Pain in the jaw, neck, back or chest

Cough or hoarseness

Shortness of breath

Difficulty breathing or swallowing

Symptoms in case of breakage Strong and sudden pain in the
lower abdomen and back

Nausea, vomiting

Constipation

Urination problems

Sweating and dizziness

Acceleration of the heartbeat in
an upright position

Strong and sudden pain that
can extend from the chest to the abdomen or arms

 

The therapies

If you suspect an aneurysm rupture or dissection of the aorta it is a good idea to ask a doctor immediately, because you risk a real shock, a condition in which the blood pressure is lowered until it guarantees plus an adequate blood supply to vital organs such as the brain and kidneys.

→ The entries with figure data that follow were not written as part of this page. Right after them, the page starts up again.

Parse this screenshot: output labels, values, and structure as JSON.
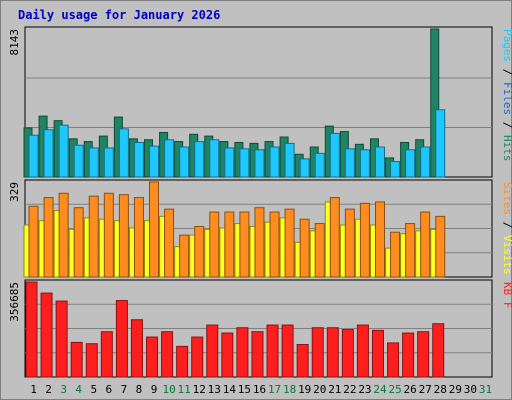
{
  "title": "Daily usage for January 2026",
  "colors": {
    "background": "#c0c0c0",
    "title": "#0000c0",
    "hits": "#1e8464",
    "files": "#1ec8ff",
    "sites": "#ffff20",
    "visits": "#ff8c1e",
    "kbytes": "#ff1e1e",
    "weekday_label": "#000000",
    "weekend_label": "#007840"
  },
  "chart_data": [
    {
      "type": "bar",
      "name": "hits-files",
      "categories": [
        "1",
        "2",
        "3",
        "4",
        "5",
        "6",
        "7",
        "8",
        "9",
        "10",
        "11",
        "12",
        "13",
        "14",
        "15",
        "16",
        "17",
        "18",
        "19",
        "20",
        "21",
        "22",
        "23",
        "24",
        "25",
        "26",
        "27",
        "28",
        "29",
        "30",
        "31"
      ],
      "ylim": [
        0,
        8143
      ],
      "max_label": "8143",
      "right_label_parts": [
        "Pages",
        " / ",
        "Files",
        " / ",
        "Hits"
      ],
      "right_label_colors": [
        "#1ec8ff",
        "#000000",
        "#1e64c8",
        "#000000",
        "#1e8464"
      ],
      "series": [
        {
          "name": "Hits",
          "values": [
            2700,
            3350,
            3100,
            2100,
            1950,
            2250,
            3300,
            2100,
            2050,
            2450,
            1950,
            2350,
            2250,
            1950,
            1900,
            1850,
            1950,
            2200,
            1250,
            1650,
            2800,
            2500,
            1800,
            2100,
            1050,
            1900,
            2050,
            8143,
            0,
            0,
            0
          ]
        },
        {
          "name": "Files",
          "values": [
            2300,
            2600,
            2850,
            1750,
            1600,
            1600,
            2650,
            1900,
            1700,
            2050,
            1650,
            1950,
            2050,
            1600,
            1550,
            1500,
            1650,
            1850,
            1000,
            1300,
            2400,
            1550,
            1500,
            1650,
            850,
            1500,
            1650,
            3700,
            0,
            0,
            0
          ]
        }
      ]
    },
    {
      "type": "bar",
      "name": "sites-visits",
      "categories": [
        "1",
        "2",
        "3",
        "4",
        "5",
        "6",
        "7",
        "8",
        "9",
        "10",
        "11",
        "12",
        "13",
        "14",
        "15",
        "16",
        "17",
        "18",
        "19",
        "20",
        "21",
        "22",
        "23",
        "24",
        "25",
        "26",
        "27",
        "28",
        "29",
        "30",
        "31"
      ],
      "ylim": [
        0,
        329
      ],
      "max_label": "329",
      "right_label_parts": [
        "Sites",
        " / ",
        "Visits"
      ],
      "right_label_colors": [
        "#ff8c1e",
        "#000000",
        "#ffff20"
      ],
      "series": [
        {
          "name": "Sites",
          "values": [
            180,
            195,
            230,
            165,
            205,
            200,
            195,
            170,
            195,
            210,
            105,
            145,
            165,
            170,
            185,
            175,
            190,
            205,
            120,
            160,
            260,
            180,
            200,
            180,
            100,
            150,
            160,
            165,
            0,
            0,
            0
          ]
        },
        {
          "name": "Visits",
          "values": [
            245,
            275,
            290,
            240,
            280,
            290,
            285,
            275,
            329,
            235,
            145,
            175,
            225,
            225,
            225,
            240,
            225,
            235,
            200,
            185,
            275,
            235,
            255,
            260,
            155,
            185,
            225,
            210,
            0,
            0,
            0
          ]
        }
      ]
    },
    {
      "type": "bar",
      "name": "kbytes",
      "categories": [
        "1",
        "2",
        "3",
        "4",
        "5",
        "6",
        "7",
        "8",
        "9",
        "10",
        "11",
        "12",
        "13",
        "14",
        "15",
        "16",
        "17",
        "18",
        "19",
        "20",
        "21",
        "22",
        "23",
        "24",
        "25",
        "26",
        "27",
        "28",
        "29",
        "30",
        "31"
      ],
      "ylim": [
        0,
        356685
      ],
      "max_label": "356685",
      "right_label_parts": [
        "KB F"
      ],
      "right_label_colors": [
        "#ff1e1e"
      ],
      "series": [
        {
          "name": "KBytes",
          "values": [
            356685,
            315000,
            285000,
            130000,
            125000,
            170000,
            287000,
            215000,
            150000,
            170000,
            115000,
            150000,
            195000,
            165000,
            185000,
            170000,
            195000,
            195000,
            122000,
            185000,
            185000,
            178000,
            195000,
            175000,
            128000,
            165000,
            170000,
            200000,
            0,
            0,
            0
          ]
        }
      ]
    }
  ],
  "days": [
    {
      "label": "1",
      "weekend": false
    },
    {
      "label": "2",
      "weekend": false
    },
    {
      "label": "3",
      "weekend": true
    },
    {
      "label": "4",
      "weekend": true
    },
    {
      "label": "5",
      "weekend": false
    },
    {
      "label": "6",
      "weekend": false
    },
    {
      "label": "7",
      "weekend": false
    },
    {
      "label": "8",
      "weekend": false
    },
    {
      "label": "9",
      "weekend": false
    },
    {
      "label": "10",
      "weekend": true
    },
    {
      "label": "11",
      "weekend": true
    },
    {
      "label": "12",
      "weekend": false
    },
    {
      "label": "13",
      "weekend": false
    },
    {
      "label": "14",
      "weekend": false
    },
    {
      "label": "15",
      "weekend": false
    },
    {
      "label": "16",
      "weekend": false
    },
    {
      "label": "17",
      "weekend": true
    },
    {
      "label": "18",
      "weekend": true
    },
    {
      "label": "19",
      "weekend": false
    },
    {
      "label": "20",
      "weekend": false
    },
    {
      "label": "21",
      "weekend": false
    },
    {
      "label": "22",
      "weekend": false
    },
    {
      "label": "23",
      "weekend": false
    },
    {
      "label": "24",
      "weekend": true
    },
    {
      "label": "25",
      "weekend": true
    },
    {
      "label": "26",
      "weekend": false
    },
    {
      "label": "27",
      "weekend": false
    },
    {
      "label": "28",
      "weekend": false
    },
    {
      "label": "29",
      "weekend": false
    },
    {
      "label": "30",
      "weekend": false
    },
    {
      "label": "31",
      "weekend": true
    }
  ]
}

Furthermore, breakages and dissections can be avoided thanks to an early diagnosis, a careful monitoring of the situation and, if necessary, appropriate treatments.

In general, in the case of an aortic aneurysm less than 5 cm not associated with symptoms, doctors prescribe regular checks to make sure that it is not increasing in size.

Aneurysms greater than 5 cm may instead require the taking of drugs to lower blood pressure, relax blood vessels and reduce the risk of rupture, such as beta-blockers and calcium- antagonists.

If the size of the aneurysm should increase rapidly or if there is a real risk of dissection or rupture, surgery may be needed instead.

In general, an incision is made at the level of the abdomen or chest and the aneurysm is removed, and then the damaged section of the aorta is replaced; however in some cases it is sufficient to use a prosthesis to strengthen the aorta, positioned thanks to the use of catheters inserted at the inguinal level (endovascular repair of the aneurysm).